5. Edge Cases and Error Handling

  • Large Tasq / I/O Stress Test:
    • Create a tasq.md that is extremely long and complex, requiring deep analysis.
    • Run a full cycle. Monitor for I/O errors, prompt size limits with AI providers, or timeouts. Verify the system either completes or fails with a specific error message logged.
  • Invalid tasq.md Content:
    • Fill tasq.md with non-UTF-8 characters, symbols, and mixed languages ("你好 RÄtsel", etc.).
    • Run the system. Verify that the file is read and passed to the AI without crashing the instruqtor.
  • Invalid Agent Output:
    • Manually edit instruqtor.py to output malformed XML (no <briq> tags).

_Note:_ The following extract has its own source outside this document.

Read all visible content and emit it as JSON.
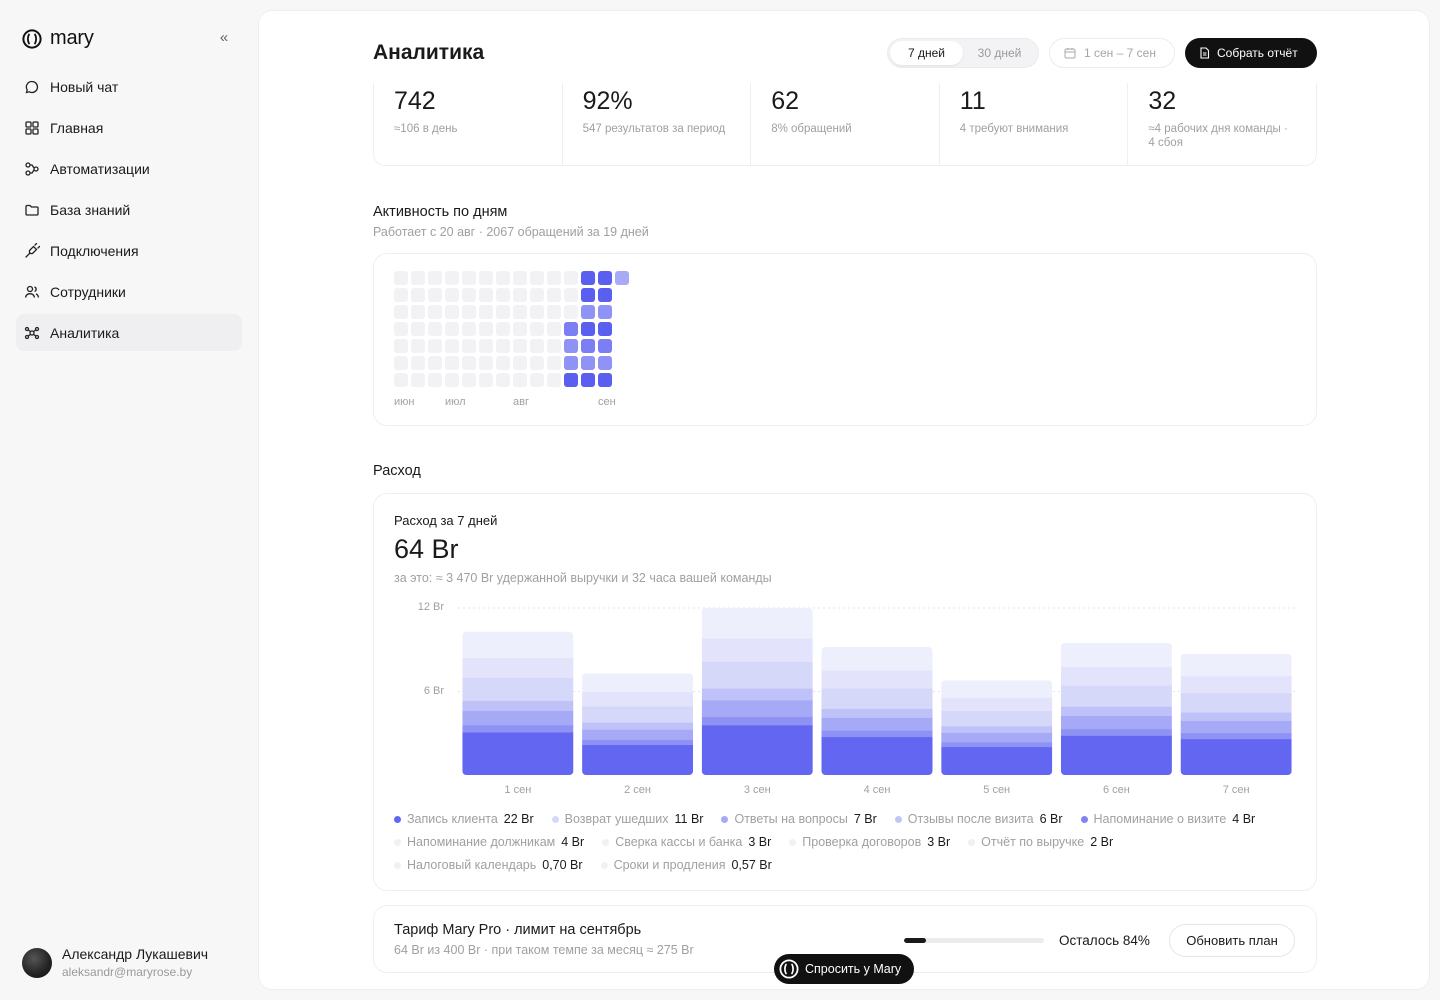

Verify instruqtor logs a warning and creates a single fallback briq file containing the raw AI output.
    • Manually edit construqtor.py to not generate any code blocks. Verify the summary reports a “failure” for that briq.
  • Log Errors:
    • Force an agent to crash with an unhandled Python exception.
    • Inspect the agent’s log file in struqture/ and the stderr output from qrane. Verify the full traceback is recorded.
  • Permissions:
    • Change permissions of worqspace/ to read-only (chmod -R 444 worqspace). Run ./qonqrete.sh run. Verify it fails immediately with permission errors.

6. Multi-Platform Testing

  • Windows:
    • On a Windows VM with Docker Desktop and Python 3 installed:
    • Run ./qonqrete.sh init.
    • Run a full task cycle with ./qonqrete.sh run.
    • Test the clean command.
    • Note: The getch() function in qrane.py may behave differently. Test manual mode CheQpoints.
  • macOS:
    • On a macOS machine with Docker Desktop and Python 3:
    • Run ./qonqrete.sh init.
    • Run a full task cycle with ./qonqrete.sh run.
    • Test TUI mode (--tui), as terminal behavior can differ.
  • Microsandbox (msb):
    • On a Linux machine with msb installed:
    • Run ./qonqrete.sh init --msb.
    • Run a full task cycle using ./qonqrete.sh run --msb.
    • Set microsandbox: true in pipeline_config.yaml and run without the --msb flag to test the default detection.

7. Provider & Model Matrix Tests

These tests validate that QonQrete can switch between multiple AI providers and their most common models without crashing, misrouting prompts, or corrupting artifacts.

7.1 Provider / Model Catalog (Reference)

Use these as the canonical test set (adjust model IDs if your adapter uses different names):

  • OpenAI

    • Primary: gpt-4o
    • Secondary: gpt-4o-mini
  • Google / Gemini

    • Primary: gemini-2.5-flash
    • Secondary: gemini-2.5-pro
  • DeepSeek

    • Primary: deepseek-chat
    • Secondary: deepseek-coder
  • Claude

    • Primary: claude-sonnet-4-5
    • Secondary: claude-haiku-4-5
    • Tertiary: claude-opus-4-5
  • Qwen

    • Primary: qwen-max
    • Secondary: qwen-turbo
    • Tertiary: qwen-coder

All tests below assume the three agents are:

  • instruqtor
  • construqtor
  • inspeqtor

7.2 Single-Provider / All-Agents Smoke Tests

For each checkbox, set all three agents in config.yaml to the given provider and model, then run a short tasq with:

  • ./qonqrete.sh run --auto

  • Simple tasq.md that forces at least 1 full cyQle.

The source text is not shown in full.